トレンドマイクロは2013年2月18日、2012年に国内で確認した持続的標的型攻撃(APT)の傾向を公表した。2012年上半期は、攻撃に使われたウイルス(悪質なプログラム)の6割以上がPDFやDOCといった文書ファイルだったが、下半期には実行形式ファイル(EXEなど)のウイルスが7割以上に増加した。
ここでの持続的標的型攻撃とは、特定の企業や組織に対して、継続的に行われるサイバー攻撃のこと。多くの場合、攻撃者は標的とした企業や組織の従業員に対してウイルス添付メールを送信。ウイルスでパソコンを乗っ取り、機密情報を盗む。
同社では、攻撃に使われたメールを収集し、添付されていたウイルスの傾向などを調べた。その結果、上半期に収集した100件のサンプルのうち67件が文書あるいは画像ファイルだったという(図1)。
67件の内訳としては、Word文書ファイル(拡張子はdoc)が36件で最多。次いでPDFファイル(拡張子はpdf)が19件、Excel文書ファイル(拡張子はxls)が8件などだった(図2)。

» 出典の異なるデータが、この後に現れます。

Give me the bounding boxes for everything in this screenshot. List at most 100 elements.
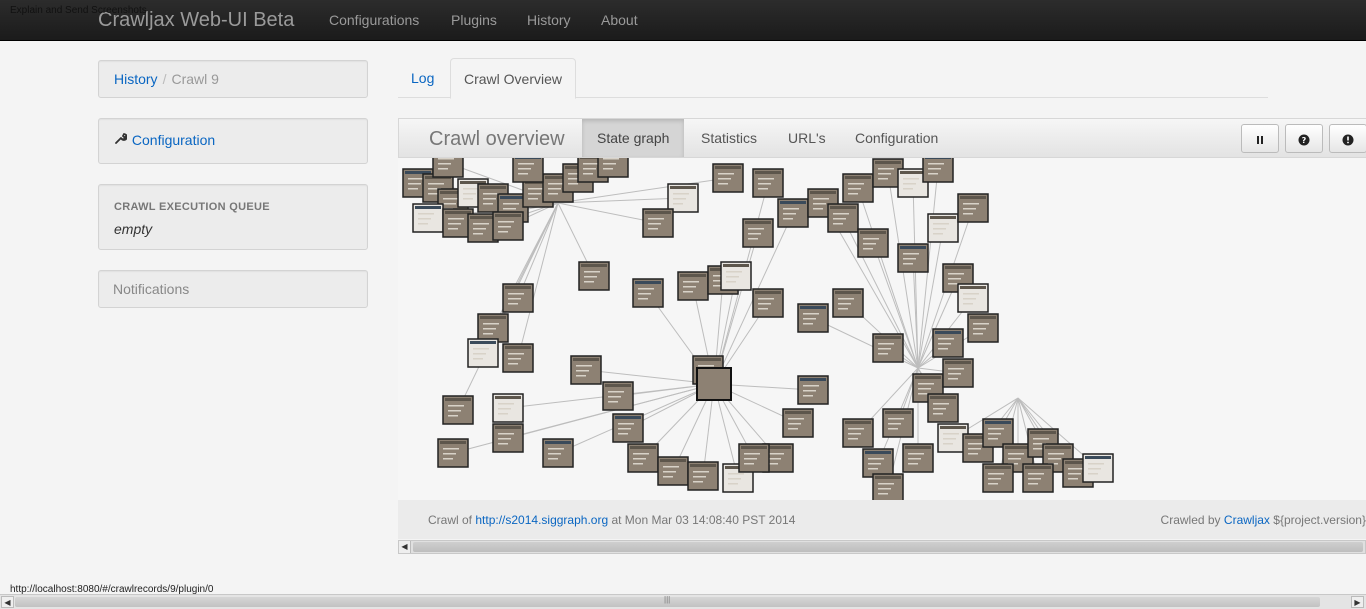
crawljax-link[interactable]: Crawljax bbox=[1224, 513, 1270, 527]
state-node[interactable] bbox=[738, 443, 770, 473]
crawl-info: Crawl of http://s2014.siggraph.org at Mo… bbox=[428, 513, 795, 527]
state-node[interactable] bbox=[502, 283, 534, 313]
state-node[interactable] bbox=[882, 408, 914, 438]
pause-button[interactable] bbox=[1241, 124, 1279, 153]
crawled-site-link[interactable]: http://s2014.siggraph.org bbox=[475, 513, 608, 527]
page-horizontal-scrollbar[interactable]: ◀ ||| ▶ bbox=[0, 594, 1366, 609]
state-node[interactable] bbox=[902, 443, 934, 473]
state-node[interactable] bbox=[842, 418, 874, 448]
state-node[interactable] bbox=[627, 443, 659, 473]
state-node[interactable] bbox=[712, 163, 744, 193]
queue-value: empty bbox=[114, 221, 153, 237]
scrollbar-thumb[interactable] bbox=[413, 542, 1363, 552]
state-node[interactable] bbox=[542, 438, 574, 468]
page-scroll-left-icon[interactable]: ◀ bbox=[1, 596, 14, 608]
tab-log[interactable]: Log bbox=[398, 58, 447, 98]
state-node[interactable] bbox=[578, 261, 610, 291]
power-button[interactable] bbox=[1329, 124, 1366, 153]
state-node[interactable] bbox=[967, 313, 999, 343]
state-node[interactable] bbox=[752, 168, 784, 198]
power-icon bbox=[1342, 133, 1354, 145]
state-node[interactable] bbox=[477, 313, 509, 343]
scroll-left-arrow-icon[interactable]: ◀ bbox=[399, 541, 411, 553]
state-node[interactable] bbox=[957, 283, 989, 313]
state-node[interactable] bbox=[412, 203, 444, 233]
nav-about[interactable]: About bbox=[601, 12, 638, 28]
state-node[interactable] bbox=[872, 333, 904, 363]
state-node[interactable] bbox=[862, 448, 894, 478]
overview-toolbar: Crawl overview State graph Statistics UR… bbox=[398, 118, 1366, 158]
subtab-statistics[interactable]: Statistics bbox=[686, 119, 772, 157]
state-node[interactable] bbox=[432, 158, 464, 178]
hub-state-node[interactable] bbox=[696, 367, 732, 401]
state-node[interactable] bbox=[922, 158, 954, 183]
state-node[interactable] bbox=[677, 271, 709, 301]
subtab-state-graph[interactable]: State graph bbox=[582, 119, 685, 157]
state-node[interactable] bbox=[602, 381, 634, 411]
state-node[interactable] bbox=[782, 408, 814, 438]
state-node[interactable] bbox=[492, 423, 524, 453]
state-node[interactable] bbox=[612, 413, 644, 443]
screenshot-caption: Explain and Send Screenshots bbox=[10, 5, 147, 16]
state-node[interactable] bbox=[570, 355, 602, 385]
breadcrumb-history-link[interactable]: History bbox=[114, 71, 158, 87]
state-node[interactable] bbox=[1022, 463, 1054, 493]
state-node[interactable] bbox=[777, 198, 809, 228]
crawl-footer: Crawl of http://s2014.siggraph.org at Mo… bbox=[398, 500, 1366, 539]
configuration-link[interactable]: Configuration bbox=[132, 132, 215, 148]
state-node[interactable] bbox=[1082, 453, 1114, 483]
state-node[interactable] bbox=[932, 328, 964, 358]
state-node[interactable] bbox=[942, 358, 974, 388]
help-button[interactable]: ? bbox=[1285, 124, 1323, 153]
state-node[interactable] bbox=[492, 211, 524, 241]
state-node[interactable] bbox=[720, 261, 752, 291]
state-node[interactable] bbox=[957, 193, 989, 223]
state-node[interactable] bbox=[687, 461, 719, 491]
state-node[interactable] bbox=[512, 158, 544, 183]
state-graph[interactable] bbox=[398, 158, 1366, 500]
state-node[interactable] bbox=[832, 288, 864, 318]
state-node[interactable] bbox=[442, 395, 474, 425]
subtab-urls[interactable]: URL's bbox=[773, 119, 841, 157]
state-node[interactable] bbox=[437, 438, 469, 468]
wrench-icon bbox=[114, 132, 128, 148]
state-node[interactable] bbox=[842, 173, 874, 203]
overview-title: Crawl overview bbox=[429, 128, 565, 150]
state-node[interactable] bbox=[752, 288, 784, 318]
state-node[interactable] bbox=[927, 393, 959, 423]
state-node[interactable] bbox=[797, 303, 829, 333]
state-node[interactable] bbox=[982, 463, 1014, 493]
nav-plugins[interactable]: Plugins bbox=[451, 12, 497, 28]
notifications-panel: Notifications bbox=[98, 270, 368, 308]
state-node[interactable] bbox=[667, 183, 699, 213]
state-graph-canvas[interactable] bbox=[398, 158, 1366, 500]
nav-history[interactable]: History bbox=[527, 12, 571, 28]
state-node[interactable] bbox=[797, 375, 829, 405]
configuration-panel: Configuration bbox=[98, 118, 368, 164]
state-node[interactable] bbox=[827, 203, 859, 233]
nav-configurations[interactable]: Configurations bbox=[329, 12, 419, 28]
state-node[interactable] bbox=[857, 228, 889, 258]
state-node[interactable] bbox=[742, 218, 774, 248]
state-node[interactable] bbox=[502, 343, 534, 373]
state-node[interactable] bbox=[982, 418, 1014, 448]
project-version: ${project.version} bbox=[1273, 513, 1366, 527]
state-node[interactable] bbox=[657, 456, 689, 486]
help-icon: ? bbox=[1298, 133, 1310, 145]
state-node[interactable] bbox=[467, 338, 499, 368]
state-node[interactable] bbox=[597, 158, 629, 178]
state-node[interactable] bbox=[927, 213, 959, 243]
tab-crawl-overview[interactable]: Crawl Overview bbox=[450, 58, 577, 99]
state-node[interactable] bbox=[642, 208, 674, 238]
page-scroll-right-icon[interactable]: ▶ bbox=[1351, 596, 1364, 608]
crawl-timestamp: at Mon Mar 03 14:08:40 PST 2014 bbox=[611, 513, 796, 527]
state-node[interactable] bbox=[872, 473, 904, 500]
crawled-by: Crawled by Crawljax ${project.version} bbox=[1161, 513, 1366, 527]
crawled-by-label: Crawled by bbox=[1160, 513, 1221, 527]
state-node[interactable] bbox=[897, 243, 929, 273]
subtab-configuration[interactable]: Configuration bbox=[840, 119, 953, 157]
queue-header: CRAWL EXECUTION QUEUE bbox=[114, 201, 270, 213]
state-node[interactable] bbox=[492, 393, 524, 423]
graph-horizontal-scrollbar[interactable]: ◀ bbox=[398, 540, 1366, 554]
state-node[interactable] bbox=[632, 278, 664, 308]
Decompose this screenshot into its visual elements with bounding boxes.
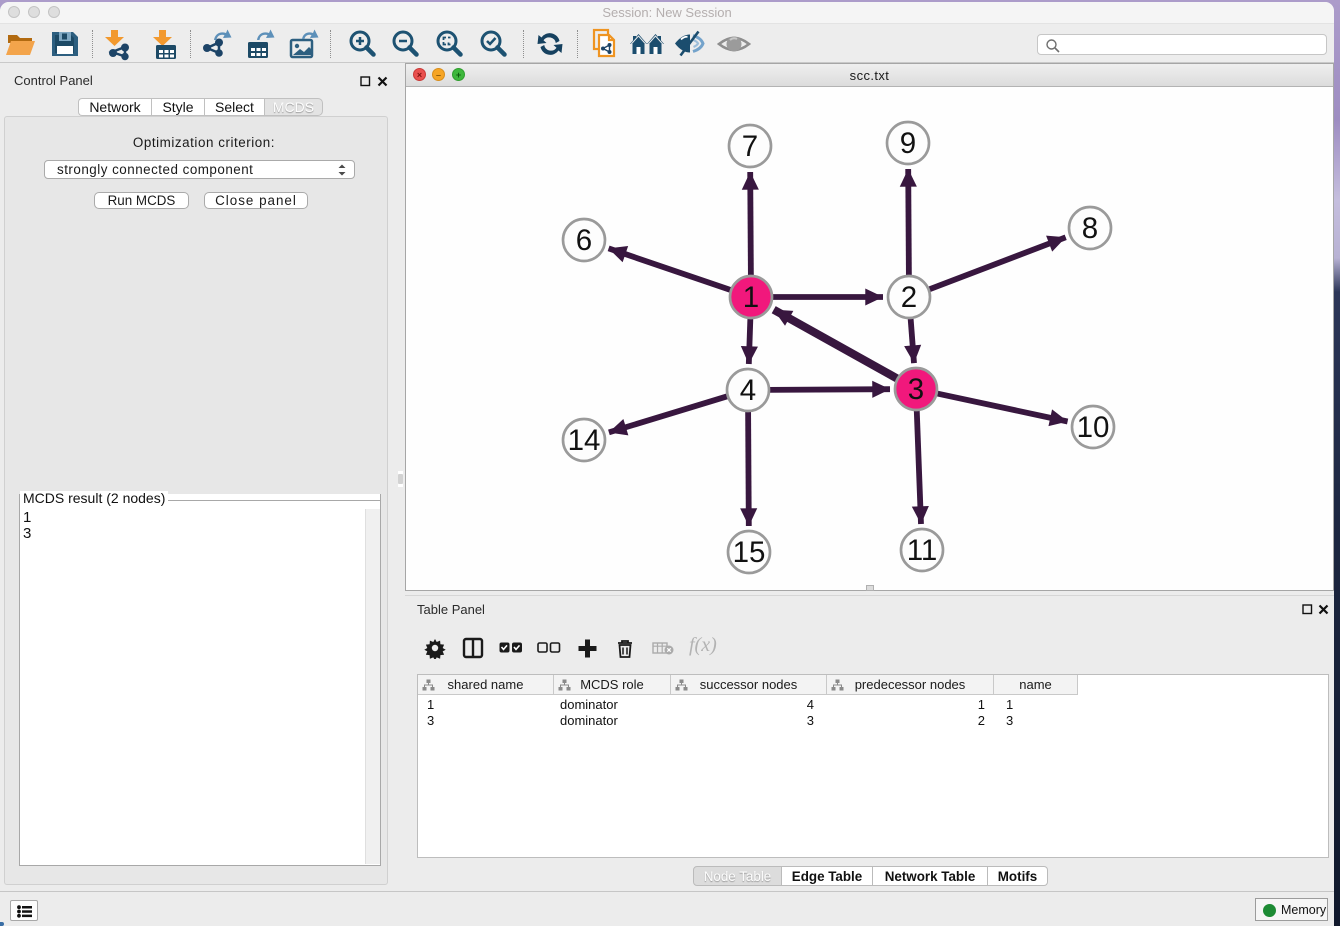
svg-text:6: 6 bbox=[576, 224, 592, 257]
svg-text:2: 2 bbox=[901, 281, 917, 314]
svg-text:1: 1 bbox=[743, 281, 759, 314]
svg-text:7: 7 bbox=[742, 130, 758, 163]
svg-text:14: 14 bbox=[568, 424, 601, 457]
svg-text:15: 15 bbox=[733, 536, 766, 569]
svg-text:9: 9 bbox=[900, 127, 916, 160]
svg-text:4: 4 bbox=[740, 374, 756, 407]
svg-text:11: 11 bbox=[907, 534, 938, 567]
svg-text:8: 8 bbox=[1082, 212, 1098, 245]
svg-text:3: 3 bbox=[908, 373, 924, 406]
svg-text:10: 10 bbox=[1077, 411, 1110, 444]
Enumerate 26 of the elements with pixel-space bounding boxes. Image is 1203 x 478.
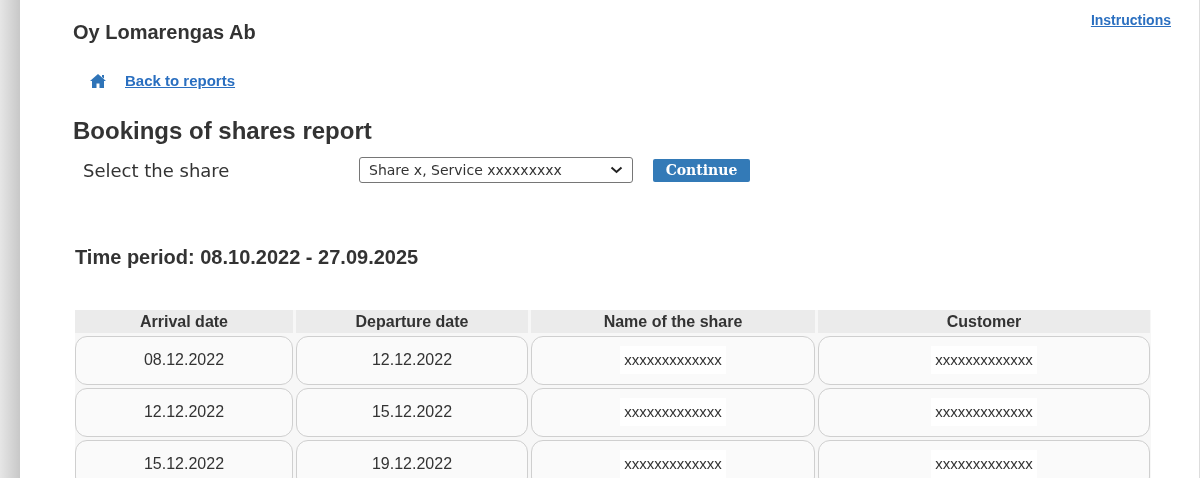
column-header: Arrival date [75,309,293,333]
table-cell-text: 12.12.2022 [371,350,453,370]
chevron-down-icon [610,166,623,174]
select-label: Select the share [83,158,231,183]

これらのファイルには、オフィスソフトなどの脆弱性を悪用する仕掛けが施されている。このため、脆弱性のあるソフトで開くと、中に仕込まれたウイルスプログラムが動き出し、パソコンを乗っ取られるなどの被害に遭う。
一方、拡張子がexeの実行形式ファイルは30件と比較的少なかった。
ところが、2012年下半期になるとウイルスファイルの傾向が大きく変わり、文書ファイルと実行形式ファイルの割合がほぼ逆転した。同社が収集した200件のサンプルのうち、文書・画像ファイルの割合が27%まで低下し、実行形式ファイルが71%を占めた(図3)。
拡張子で見ると、全体の36%を占めていたWord文書(doc)形式のウイルスが、下半期には17%に減少し、19%を占めていたPDF形式(pdf)のウイルスはわずか2.5%になった(図4)。
文書ファイルのウイルスが減少した理由としてトレンドマイクロでは、オフィスソフトなどのセキュリティが強化されているためだとみている。以前と比べて、脆弱性を悪用しにくい状況になっているとする。
例えば、主要なPDFファイル閲覧ソフトであるAdobe Readerは、2010年11月にリリースされたAdobe Reader Xでセキュリティ機能を大幅に強化。「保護モード」と呼ばれるサンドボックス機構を備え、脆弱性を悪用された場合でもウイルス感染被害を最小限に抑えられるようにした。このようなセキュリティ強化の影響が、現れ始めたと推測している。
そして、文書ファイルのウイルスが減少した結果、脆弱性のないパソコンでも動作する実行形式ウイルスの割合が大きくなった。